AHMET TÜRK’E SALDIRIYI KINADI-
Şu anda Türkiye’de ciddi bir iç barış tehdidi olduğunu, Ahmet
Türk’e yapılan saldırının kabul edilemez ve iç barışa vurulan bir
darbe olduğunu belirten Balbay, "Ahmet Türk’ün burnu kanadı
tüm Türkiye etkilendi. Bu ülkede hiç kimsenin burnu kamasın diye
kalemimi kullandım yıllarca. Bu saldırıyı onaylamıyorum ve
Türk’e geçmiş olsun diyorum, ama başkan ve sayın üyeler, burada bir
iç kanama var. Yaptığımız görevlerin suç olarak önümüze
konulması kahreden bir iç kanamadır. Bu aynı zamanda bize
değer verenlerin de içini kanatmaktadır" şeklinde konuştu.
ARTIK CUMHURİYET'İN ANKARA TEMSİLCİSİ DEĞİLİM
Balbay, şöyle devam etti: "İki kez ağırlaştırılmış müebbet hapis cezasıyla yargılanıyorum, ama ilk mesleki müebbetimi, makam olarak ilk cezamı aldım. Artık Cumhuriyet gazetesinin Ankara Temsilcisi değilim. Bunun böyle bitmesini istemezdim. Hiç kimse makamlara zamkla yapışmış değil, ama bu şekilde bitmesini istemezdim. Ben gazeteciliğin en önemli makamının muhabirlik olduğunu, kalem olduğunu düşünüyorum. Kalemimi gücümün yettiğince kullanacağım."
SAVCILIK MAKAMI ÖZÜR DİLEMELİ
Tutuklu sanık Tuncay Özkan da gerçekleştirmek istediği projelerden
bazılarını anlatarak, "48-49 saatlik yolu yedi saate
indirme çabamın kuvvetli suç şüphesi olarak görüldüğünü
düşünüyorum" dedi.
İddianamede yer alan özel hayatla ilgili telefon görüşmelerine
değinen Özkan, "Bir adamın bin 870 tane telefon konuşması
bir iddianame de yer alır mı?" diye konuştu.
Cumhuriyet Gazetesi imtiyaz sahibi ve baş yazarı İlhan Selçuk’un
"Ergenekon" davası iddianamesini hazırlayan üç Cumhuriyet Savcısı
hakkında, kişilik haklarına saldırıda bulunulduğu iddiasıyla açtığı
davada "tecavüzün kınanması" şeklinde verilen kararı
hatırlatan Özkan, "Siz yanlış yaptınız. Bizim açacağımız
davalar ne olacak? Ben okumayın dedim, ama onlar okudular.
Savcılık makamı iddianamedeki özensizliği, iddianamede
kasıt arayan yanlış tutumları nedeniyle özür dilemelidir.

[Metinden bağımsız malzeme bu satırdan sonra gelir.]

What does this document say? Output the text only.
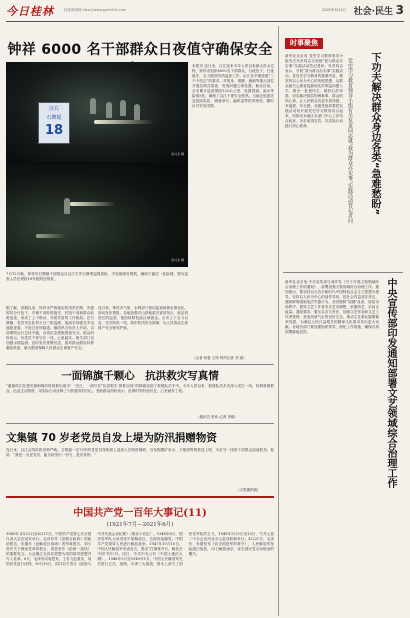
今日桂林	桂林新闻网 http://www.guilinlife.com	2021年5月4日 社会·民生 3
钟祥 6000 名干部群众日夜值守确保安全
汉右
石牌堤
18
余兴龙 摄
余兴龙 摄
本报讯 连日来，汉江迎来今年入汛以来最大洪水过程，钟祥市组织6000名干部群众，分段包干，日夜值守，全力做好防汛巡查工作。沿江各乡镇按照“三个不放过”的要求，对堤身、堤脚、涵闸等重点部位开展拉网式排查，发现问题立即处置。截至目前，全市累计巡查堤段120余公里，处置管涌、渗水等险情9处，确保了汉江干堤安全度汛。当地还组建应急抢险队伍，储备砂石、编织袋等防汛物资，随时应对突发汛情。
7月12日晚，钟祥市石牌镇干部群众在汉江右岸石牌堤巡堤查险，手电筒照亮堤坡，确保不漏过一处险情。图为巡查人员在堤段18号桩附近排查。
据了解，汛期以来，钟祥市严格落实防汛责任制，市级领导分片包干，乡镇干部驻堤值守，村组干部和群众轮班巡查，形成了上下联动、齐抓共管的工作格局。在石牌镇，党员突击队每天分三班巡堤，夜间手持强光手电逐段查看，不放过任何隐患。镇防汛办负责人介绍，目前堤防运行总体平稳，各项应急措施准备充分。群众纷纷表示，有党员干部守在一线，心里踏实。相关部门还加强水情监测，及时发布预警信息，指导群众做好转移避险准备，最大限度保障人民群众生命财产安全。
连日来，钟祥市气象、水利部门密切监视雨情水情变化，滚动发布预报。各地加强对山洪地质灾害易发区、低洼易涝区的巡查，提前转移危险区域群众。全市上下全力以赴，坚守防汛一线，筑牢防汛安全屏障，为人民群众生命财产安全保驾护航。
（记者 杨春 王铎 特约记者 刘 斌）
一面锦旗千颗心　抗洪救灾写真情
“谢谢你们在我们最困难的时候伸出援手！”近日，一面写有“抗洪救灾 情系百姓”的锦旗送到了救援队员手中。今年入汛以来，救援队员多次深入受灾一线，转移被困群众，运送生活物资，用实际行动诠释了为民服务的初心。受助群众纷纷表示，危难时刻有他们在，心里就有了底。
（通讯员 张伟 记者 李娜）
文集镇 70 岁老党员自发上堤为防汛捐赠物资
连日来，汉江沿线防汛形势严峻。文集镇一位70岁的老党员得知堤上巡查人员物资紧缺，自发购置矿泉水、方便面等物资送上堤，为坚守一线的干部群众加油鼓劲。他说：“我是一名老党员，能为防汛出一份力，是应该的。”
（文集镇供稿）
中国共产党一百年大事记(11)
(1921年7月—2021年6月)
1945年 4月23日至6月11日，中国共产党第七次全国代表大会在延安举行。毛泽东作《论联合政府》的政治报告，朱德作《论解放区战场》的军事报告，刘少奇作关于修改党章的报告，周恩来作《论统一战线》的重要发言。大会确立毛泽东思想为党的指导思想并写入党章。8月，毛泽东同周恩来、王若飞赴重庆，同国民党进行谈判。10月10日，国共双方签订《政府与中共代表会谈纪要》（即双十协定）。1946年6月，国民党军队大举进攻中原解放区，全面内战爆发。中国共产党领导人民进行解放战争。1947年10月10日，中国人民解放军发表宣言，提出“打倒蒋介石，解放全中国”的口号。同日，中共中央公布《中国土地法大纲》。1948年9月至1949年1月，中国人民解放军先后进行辽沈、淮海、平津三大战役，基本上消灭了国民党军队的主力。1949年3月5日至13日，中共七届二中全会在河北平山县西柏坡举行。4月21日，毛泽东、朱德发布《向全国进军的命令》，人民解放军发起渡江战役，23日解放南京，宣告国民党反动统治的覆灭。
时事聚焦
新华社北京电 党史学习教育领导小组有关负责同志日前就“我为群众办实事”实践活动答记者问。负责同志表示，开展“我为群众办实事”实践活动，是党史学习教育的重要内容，要坚持以人民为中心的发展思想，从群众最关心最直接最现实的利益问题入手，推出一批惠民生、暖民心的举措，切实解决基层的困难事、群众的烦心事，让人民群众有更多获得感、幸福感、安全感。各级党组织要把实践活动同开展党史学习教育结合起来，同推动本地区本部门中心工作结合起来，务求取得实效，以实际行动践行初心使命。	下功夫解决群众身边各类“急难愁盼”
党史学习教育领导小组有关负责同志就“我为群众办实事”实践活动答记者问
中央宣传部印发通知部署文艺领域综合治理工作
新华社北京电 中央宣传部日前印发《关于开展文娱领域综合治理工作的通知》，部署加强文娱领域综合治理工作。通知指出，要坚持以习近平新时代中国特色社会主义思想为指导，坚持以人民为中心的创作导向，把社会效益放在首位，旗帜鲜明抵制违法失德行为，坚决遏制“饭圈”乱象，规范市场秩序，倡导文艺工作者坚守艺术理想，崇德尚艺，弘扬正能量。通知要求，要压实各方责任，加强文艺作品和文艺工作者管理，营造风清气正的良好生态，推动文艺事业健康繁荣发展，为满足人民日益增长的精神文化需求作出更大贡献。各地各部门要加强组织领导，细化工作措施，确保各项部署落地见效。
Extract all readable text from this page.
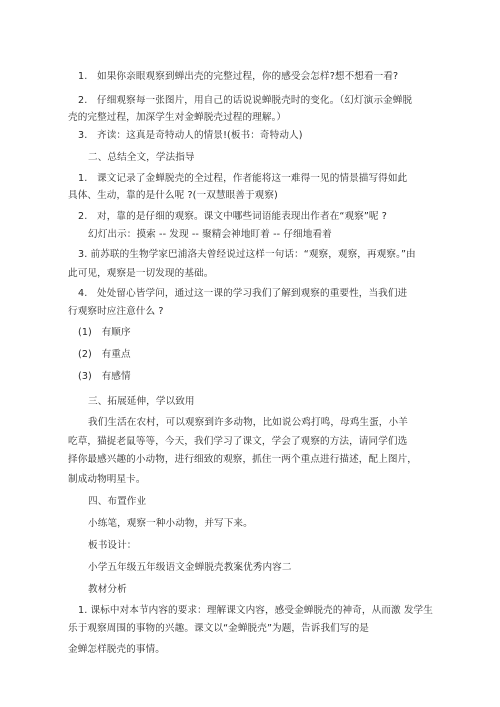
1.　如果你亲眼观察到蝉出壳的完整过程，你的感受会怎样?想不想看一看?
2.　仔细观察每一张图片，用自己的话说说蝉脱壳时的变化。（幻灯演示金蝉脱
壳的完整过程，加深学生对金蝉脱壳过程的理解。）
3.　齐读：这真是奇特动人的情景!(板书：奇特动人)
二、总结全文，学法指导
1.　课文记录了金蝉脱壳的全过程，作者能将这一难得一见的情景描写得如此
具体、生动，靠的是什么呢 ?(一双慧眼善于观察)
2.　对，靠的是仔细的观察。课文中哪些词语能表现出作者在“观察”呢 ?
幻灯出示：摸索 -- 发现 -- 聚精会神地盯着 -- 仔细地看着
3. 前苏联的生物学家巴浦洛夫曾经说过这样一句话：“观察，观察，再观察。”由
此可见，观察是一切发现的基础。
4.　处处留心皆学问，通过这一课的学习我们了解到观察的重要性，当我们进
行观察时应注意什么 ?
(1)　有顺序
(2)　有重点
(3)　有感情
三、拓展延伸，学以致用
我们生活在农村，可以观察到许多动物，比如说公鸡打鸣，母鸡生蛋，小羊
吃草，猫捉老鼠等等，今天，我们学习了课文，学会了观察的方法，请同学们选
择你最感兴趣的小动物，进行细致的观察，抓住一两个重点进行描述，配上图片，
制成动物明星卡。
四、布置作业
小练笔，观察一种小动物，并写下来。
板书设计：
小学五年级五年级语文金蝉脱壳教案优秀内容二
教材分析
1. 课标中对本节内容的要求：理解课文内容，感受金蝉脱壳的神奇，从而激 发学生
乐于观察周围的事物的兴趣。课文以“金蝉脱壳”为题，告诉我们写的是
金蝉怎样脱壳的事情。
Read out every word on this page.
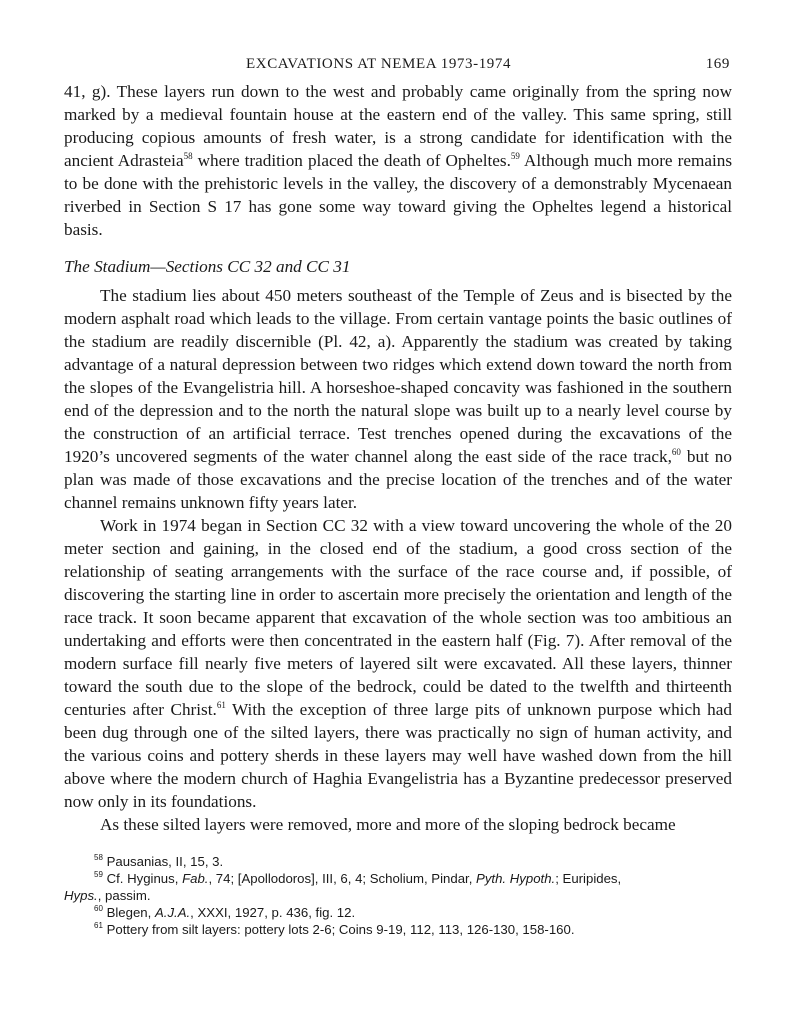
EXCAVATIONS AT NEMEA 1973-1974	169

41, g). These layers run down to the west and probably came originally from the spring now marked by a medieval fountain house at the eastern end of the valley. This same spring, still producing copious amounts of fresh water, is a strong candidate for identification with the ancient Adrasteia$^{58}$ where tradition placed the death of Opheltes.$^{59}$ Although much more remains to be done with the prehistoric levels in the valley, the discovery of a demonstrably Mycenaean riverbed in Section S 17 has gone some way toward giving the Opheltes legend a historical basis.

The Stadium—Sections CC 32 and CC 31

The stadium lies about 450 meters southeast of the Temple of Zeus and is bisected by the modern asphalt road which leads to the village. From certain vantage points the basic outlines of the stadium are readily discernible (Pl. 42, a). Apparently the stadium was created by taking advantage of a natural depression between two ridges which extend down toward the north from the slopes of the Evangelistria hill. A horseshoe-shaped concavity was fashioned in the southern end of the depression and to the north the natural slope was built up to a nearly level course by the construction of an artificial terrace. Test trenches opened during the excavations of the 1920’s uncovered segments of the water channel along the east side of the race track,$^{60}$ but no plan was made of those excavations and the precise location of the trenches and of the water channel remains unknown fifty years later.

Work in 1974 began in Section CC 32 with a view toward uncovering the whole of the 20 meter section and gaining, in the closed end of the stadium, a good cross section of the relationship of seating arrangements with the surface of the race course and, if possible, of discovering the starting line in order to ascertain more precisely the orientation and length of the race track. It soon became apparent that excavation of the whole section was too ambitious an undertaking and efforts were then concentrated in the eastern half (Fig. 7). After removal of the modern surface fill nearly five meters of layered silt were excavated. All these layers, thinner toward the south due to the slope of the bedrock, could be dated to the twelfth and thirteenth centuries after Christ.$^{61}$ With the exception of three large pits of unknown purpose which had been dug through one of the silted layers, there was practically no sign of human activity, and the various coins and pottery sherds in these layers may well have washed down from the hill above where the modern church of Haghia Evangelistria has a Byzantine predecessor preserved now only in its foundations.

As these silted layers were removed, more and more of the sloping bedrock became

$^{58}$ Pausanias, II, 15, 3.
$^{59}$ Cf. Hyginus, Fab., 74; [Apollodoros], III, 6, 4; Scholium, Pindar, Pyth. Hypoth.; Euripides,
Hyps., passim.
$^{60}$ Blegen, A.J.A., XXXI, 1927, p. 436, fig. 12.
$^{61}$ Pottery from silt layers: pottery lots 2-6; Coins 9-19, 112, 113, 126-130, 158-160.
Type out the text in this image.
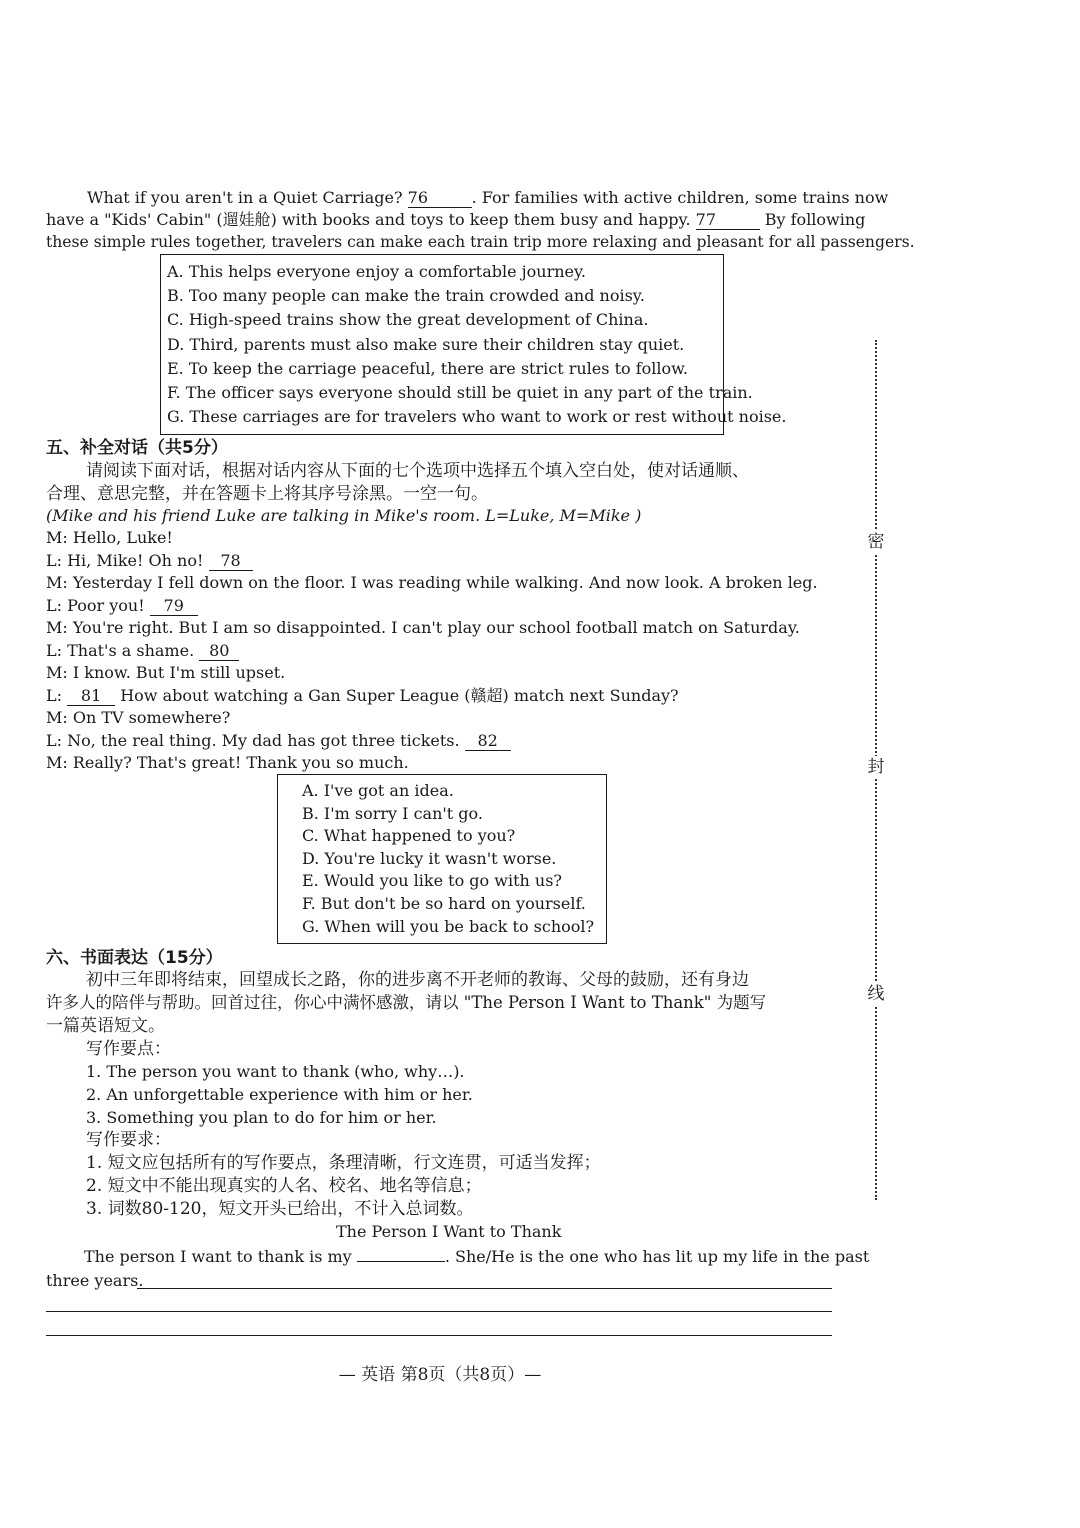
What if you aren't in a Quiet Carriage? 76	. For families with active children, some trains now
have a "Kids' Cabin" (遛娃舱) with books and toys to keep them busy and happy. 77	By following
these simple rules together, travelers can make each train trip more relaxing and pleasant for all passengers.
A. This helps everyone enjoy a comfortable journey.
B. Too many people can make the train crowded and noisy.
C. High-speed trains show the great development of China.
D. Third, parents must also make sure their children stay quiet.
E. To keep the carriage peaceful, there are strict rules to follow.
F. The officer says everyone should still be quiet in any part of the train.
G. These carriages are for travelers who want to work or rest without noise.
五、补全对话（共5分）
请阅读下面对话，根据对话内容从下面的七个选项中选择五个填入空白处，使对话通顺、
合理、意思完整，并在答题卡上将其序号涂黑。一空一句。
(Mike and his friend Luke are talking in Mike's room. L=Luke, M=Mike )
M: Hello, Luke!
L: Hi, Mike! Oh no! 78
M: Yesterday I fell down on the floor. I was reading while walking. And now look. A broken leg.
L: Poor you! 79
M: You're right. But I am so disappointed. I can't play our school football match on Saturday.
L: That's a shame. 80
M: I know. But I'm still upset.
L: 81 How about watching a Gan Super League (赣超) match next Sunday?
M: On TV somewhere?
L: No, the real thing. My dad has got three tickets. 82
M: Really? That's great! Thank you so much.
A. I've got an idea.
B. I'm sorry I can't go.
C. What happened to you?
D. You're lucky it wasn't worse.
E. Would you like to go with us?
F. But don't be so hard on yourself.
G. When will you be back to school?
六、书面表达（15分）
初中三年即将结束，回望成长之路，你的进步离不开老师的教诲、父母的鼓励，还有身边
许多人的陪伴与帮助。回首过往，你心中满怀感激，请以 "The Person I Want to Thank" 为题写
一篇英语短文。
写作要点：
1. The person you want to thank (who, why…).
2. An unforgettable experience with him or her.
3. Something you plan to do for him or her.
写作要求：
1. 短文应包括所有的写作要点，条理清晰，行文连贯，可适当发挥；
2. 短文中不能出现真实的人名、校名、地名等信息；
3. 词数80-120，短文开头已给出，不计入总词数。
The Person I Want to Thank
The person I want to thank is my	. She/He is the one who has lit up my life in the past
three years.
密
封
线
— 英语 第8页（共8页）—
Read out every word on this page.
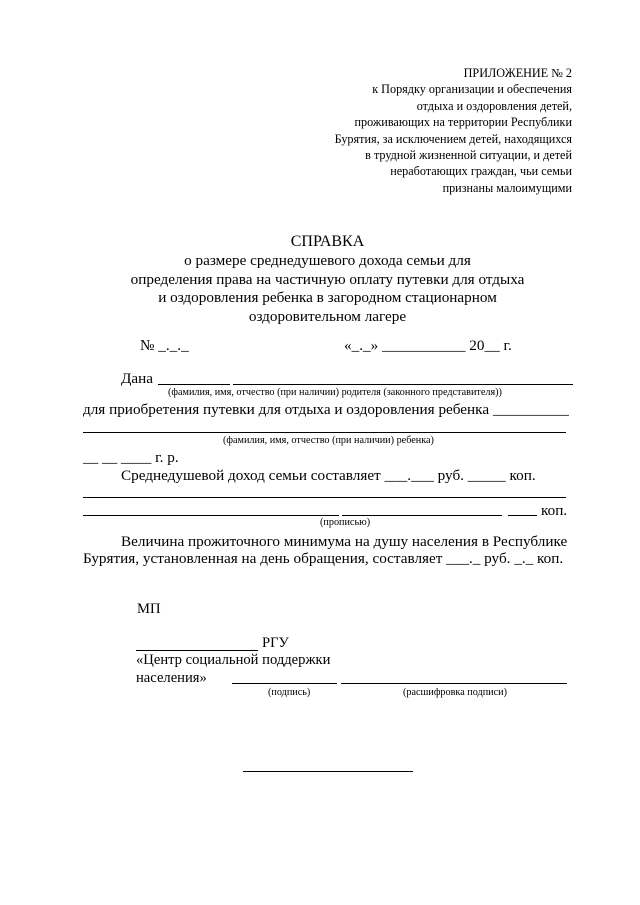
ПРИЛОЖЕНИЕ № 2
к Порядку организации и обеспечения
отдыха и оздоровления детей,
проживающих на территории Республики
Бурятия, за исключением детей, находящихся
в трудной жизненной ситуации, и детей
неработающих граждан, чьи семьи
признаны малоимущими
СПРАВКА
о размере среднедушевого дохода семьи для
определения права на частичную оплату путевки для отдыха
и оздоровления ребенка в загородном стационарном
оздоровительном лагере
№ _._._	«_._» ___________ 20__ г.
Дана
(фамилия, имя, отчество (при наличии) родителя (законного представителя))
для приобретения путевки для отдыха и оздоровления ребенка __________
(фамилия, имя, отчество (при наличии) ребенка)
__ __ ____ г. р.
Среднедушевой доход семьи составляет ___.___ руб. _____ коп.
коп.
(прописью)
Величина прожиточного минимума на душу населения в Республике
Бурятия, установленная на день обращения, составляет ___._ руб. _._ коп.
МП
РГУ
«Центр социальной поддержки
населения»
(подпись)	(расшифровка подписи)
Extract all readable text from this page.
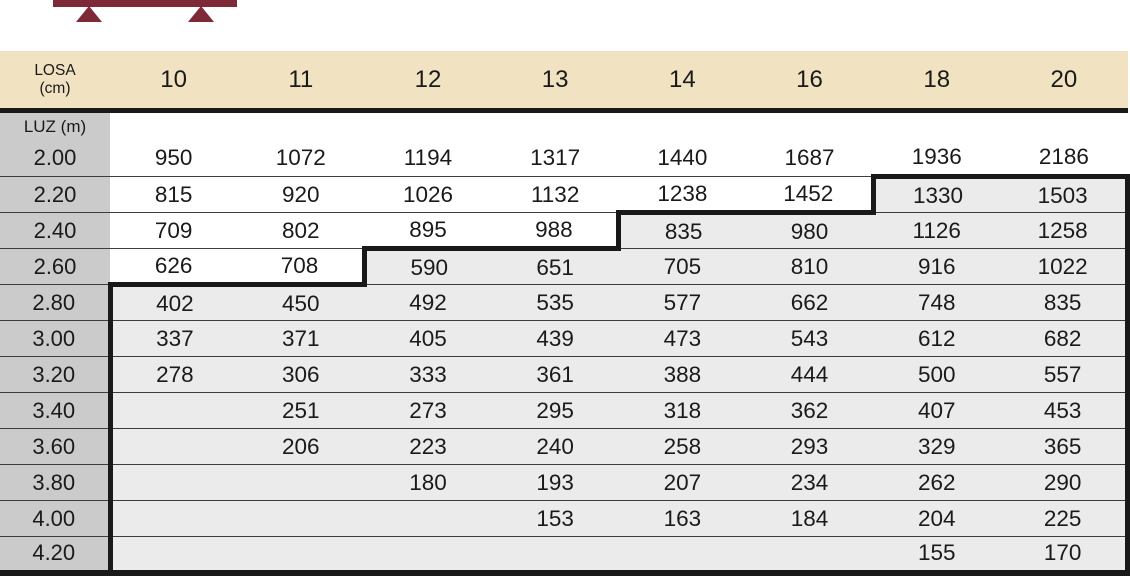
LOSA
(cm)	10	11	12	13	14	16	18	20
LUZ (m)								
2.00	950	1072	1194	1317	1440	1687	1936	2186
2.20	815	920	1026	1132	1238	1452	1330	1503
2.40	709	802	895	988	835	980	1126	1258
2.60	626	708	590	651	705	810	916	1022
2.80	402	450	492	535	577	662	748	835
3.00	337	371	405	439	473	543	612	682
3.20	278	306	333	361	388	444	500	557
3.40		251	273	295	318	362	407	453
3.60		206	223	240	258	293	329	365
3.80			180	193	207	234	262	290
4.00				153	163	184	204	225
4.20							155	170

Savcılık makamı, bunu gerçekleştirmelidir.
Yeni davalar açılmadan ’Evet yanlış yaptık, insanların özel
hayatlarına müdahale edildi’ demelidirler. Bize, Türk adaletine çok
büyük zarar verdiler. Hukuku zedelediler. Özür gerçekleşirse şahsen
ben dava açmam. Buradaki sanıkların savcılık makamından duymak
istedikleri özür var" şeklinde konuştu.
Mahkemenin de bütün meşru ilişkileri, davetleri, seyahat ve konuşma
özgürlüğü gibi konuları yok saydığını ileri süren Özkan, heyet
tarafından çapraz sorguda sorulan soruları eleştirdi.
Özkan, "Biz burada bulunduğumuz için suçlu muyuz? Üzerimize
isnat var diye suçlu muyuz? Buradaki hukuk mantığı, sorgulama
bu" dedi.
Duruşma, taleplerin alınmasıyla devam ediyor.